Even when parents succeed in removing such content from school libraries, “some of it is even inserted in special collections in classroom libraries,” Meg Kilgannon, senior fellow for Education Studies at Family Research Council, told Perkins on Thursday’s program. Likewise, the schools’ focus on “Diversity, Equity and Inclusion” means teacher-activists have a commitment to exposing impressionable minds to books with “racist content, books with LGBT content, trans content,” she warned. “As a parent, you really have to be engaged with your school.”

Such determination to politicize and sexualize other people’s children may explain why swing-state voters now trust Republicans on education, by one percentage point. Yet teachers’ union officials defiantly insist they will promote a far-Left agenda in the classroom, at taxpayers’ expense.

Teachers Plan to Indoctrinate Kids on LGBTQ Issues, Abortion, CRT

At the National Education Association’s annual convention this month, President Becky Pringle enrolled the NEA’s three million members in an ideological crusade to sexualize the public schools. “We will say gay! We will say trans!” she insisted, as members adopted a resolution stating the “NEA will publicly stand in defense of abortion.”

“What I saw and what I heard was basically the platform of the Democratic Party,” Brenda Lebsack, a California teacher who attended the NEA annual convention virtually, told Tony Perkins on Thursday. The NEA wants to turn public schools into “a place where we are to train social activists for leftist causes” and “freedom fighters for the marginalized.”

To get hesitant teachers on board with their agenda, the NEA does “a lot of arm-twisting” and emotional blackmail, Lebsack revealed. California teachers’ union officials have been “scaring teachers” that “if we don’t affirm all of these many, multiple myriads of genders,” they would be “accused of sexual harassment” or of contributing to students’ “harm, suicide, depression, anxiety.” In reality, a far-reaching study in Sweden found that gender reassignment surgery led to “considerably higher risks” for suicide and poor mental health.

Yet Lebsack said California schools’ Multi-Tiered Systems of Support connect underage children struggling with their sexual orientation or gender identity to “unvetted adults” at such LGBTQ pressure groups as the Trevor Project. “This is not a safe place.

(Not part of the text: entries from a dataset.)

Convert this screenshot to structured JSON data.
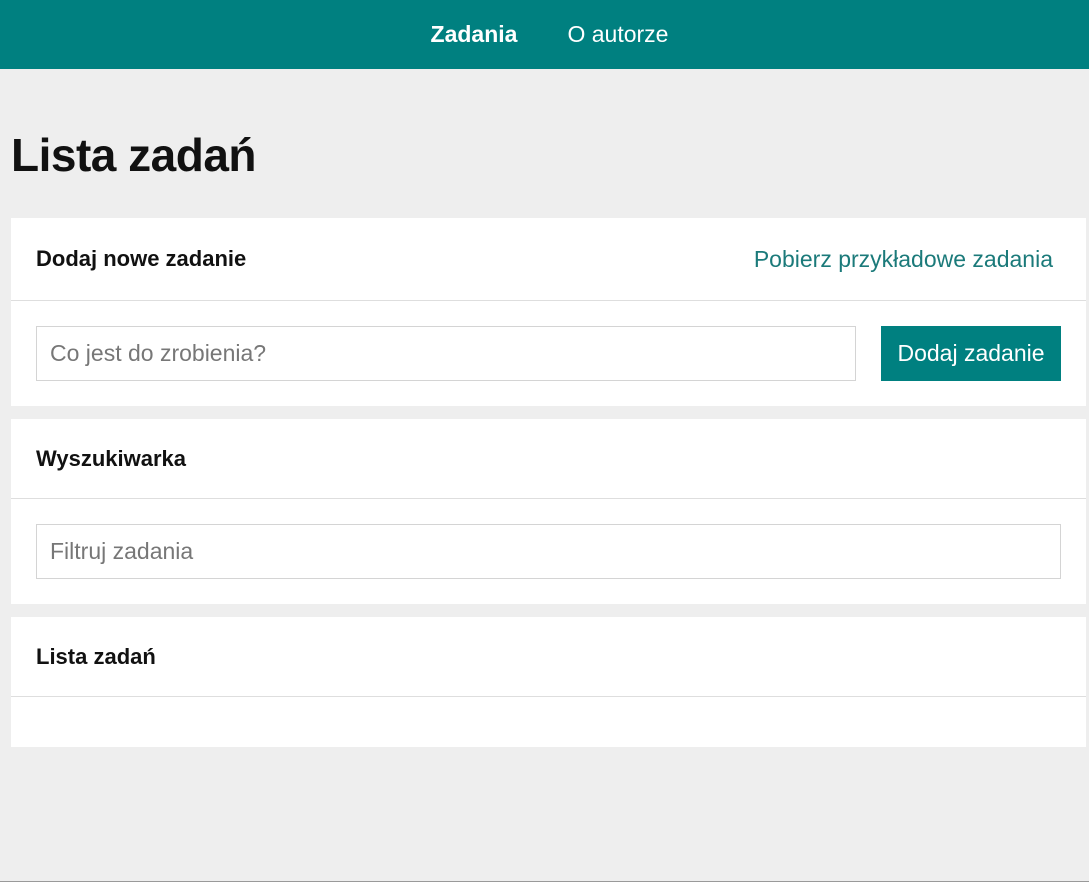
{
  "nav": {
    "items": [
      {
        "label": "Zadania"
      },
      {
        "label": "O autorze"
      }
    ]
  },
  "page": {
    "title": "Lista zadań"
  },
  "add_card": {
    "title": "Dodaj nowe zadanie",
    "sample_link": "Pobierz przykładowe zadania",
    "input_placeholder": "Co jest do zrobienia?",
    "input_value": "",
    "button_label": "Dodaj zadanie"
  },
  "search_card": {
    "title": "Wyszukiwarka",
    "input_placeholder": "Filtruj zadania",
    "input_value": ""
  },
  "list_card": {
    "title": "Lista zadań",
    "items": []
  },
  "colors": {
    "brand": "#008080",
    "link": "#1b7a7a",
    "background": "#eeeeee"
  }
}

This is a sticky web for sexual predators,” she warned. “There’s a lot going on behind parents’ backs.”

Some of the academic Left’s ideological rigidity burst into public this week, as a Berkeley law professor accused Senator Josh Hawley (R-Mo.) of “violence” for refusing to say that men can get pregnant. “That is the kind of exchange that’s happening in school meetings across the country when parents go to the school and say, ‘Why did you change my child’s name’” on enrollment forms — a step known as social transitioning, which precedes medical transitioning with puberty blockers, cross-sex hormones, and surgeries — Kilgannon stated.

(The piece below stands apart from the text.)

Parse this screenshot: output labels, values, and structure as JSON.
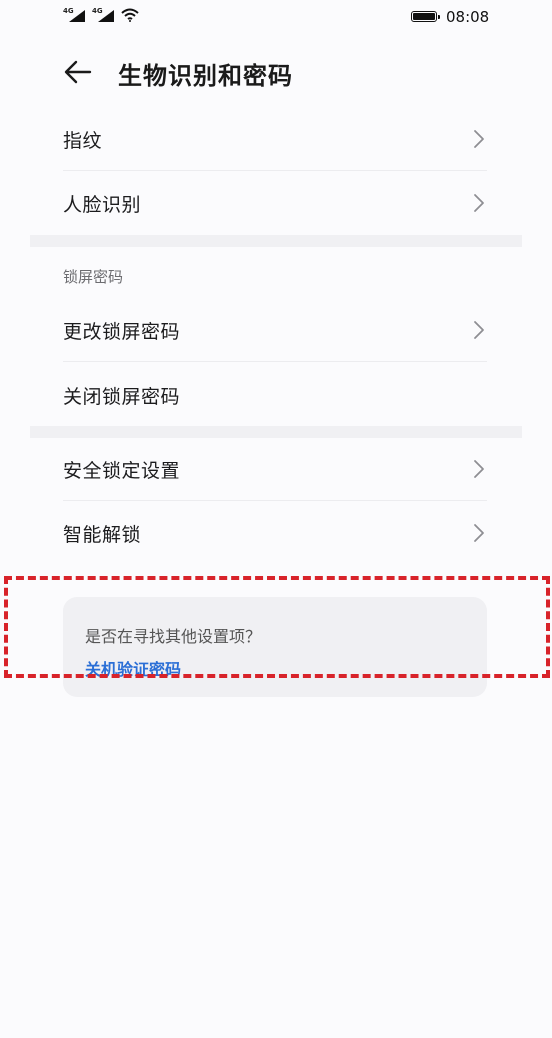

“Think about what’s happening in the classroom, where you have basically one-way communication and a teacher is indoctrinating the children,” noted Perkins. “The children can’t push back like Josh Hawley did.”

He pointed out that, for Christians, education is a matter of spiritual accountability, reflecting how we have handled the stewardship of our children’s souls. “As a parent, you are responsible for your child’s education. You can delegate the authority, but you can never delegate the responsibility. God has given that to you,” Perkins reminded his listeners as he closed the program. “So, make sure you train up your children in the way that they should go.”

Ben Johnson is senior reporter and editor at The Washington Stand.